After an agreeable set of placid electrogrooves by DJ Millionyoung, the Tour kicked off the show with the roaring “Dollars in the Night,” as if to convince the skeptics that the band can really wail. The live sound is a good deal rawer than the one you’ll hear on their studio recordings, which are polished and affected. Still, the gentlemen backing the founding duo proved to be truly skilled musicians (especially Rasmus Valldorf on drums).
Hailing from Copenhagen, the Tour has been playing gigs in Europe and abroad since 2007, when Mette Lindberg and Lars Iverson’s demo reached the ears of Amy Winehouse’s management, who immediately booked them as her opener. They’ve had a few more big breaks since then, like when they followed Katy Perry on tour and lent Steve Jobs their catchy tune “Around the Bend” for an iPod commercial, but they’ve yet to garner a real following stateside. Now is as good a time as any, though, given the recent popularity of other funkateers like Kimbra and Janelle Monáe. And while it’s been going strong for half a decade, the Tour seems to be coming into its own since the release of its second full-length album Out of Frequency this past January. As its producer and primary songwriter, Iverson is clearly flexing his creative muscles on the record. It’s heavier and more daring than their 2009 debut album, Fruit, and has a cinematic feel that’s more Austin Powers than James Bond. If you took equal parts soul, jazz, funk, pop, and psychedelia, added glitter, and put it in a blender, the result would be similar to the sound of the Asteroids Galaxy Tour: a sugary-sweet, maddeningly addictive fruit smoothie of music that echoes Otis Redding, Burt Bacharach, Tower of Power, and Abba, often simultaneously.
The spritely frontwoman, Mette Lindberg, demanded all the attention. Her voice provokes strong feelings. She’s bubbly, sometimes shrill, and has a style of pronunciation so cutesy it verges on baby-talk. This could be a definite turn-off, but Lindberg can pull off some pretty interesting vocal maneuvers, crooning or belting as the situation demands. It’s a wonder that such a powerful sound can come from her tiny, gold-sequined frame.
The band quickly grooved its way through all of the best numbers.

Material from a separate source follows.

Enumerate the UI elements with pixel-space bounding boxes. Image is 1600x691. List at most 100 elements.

These included a particularly gnarly version of “Major”—an upbeat jam that recalls the reggae stylings of Ace of Base—and an extended rendition of “Golden Age,” the ode to suaver times that scored a spot on a Heineken commercial. They’ve played for bigger crowds than Sunday’s modest showing, but the energy was all there.
No one would have complained if the group had decided to play a little longer. The total performance was disappointingly short, even though the band ran through a large part of its repertoire. With more than half a mind to find out when these talented Danes would visit this corner of the galaxy again, I bounced out of the lounge alive with groovetastic energy.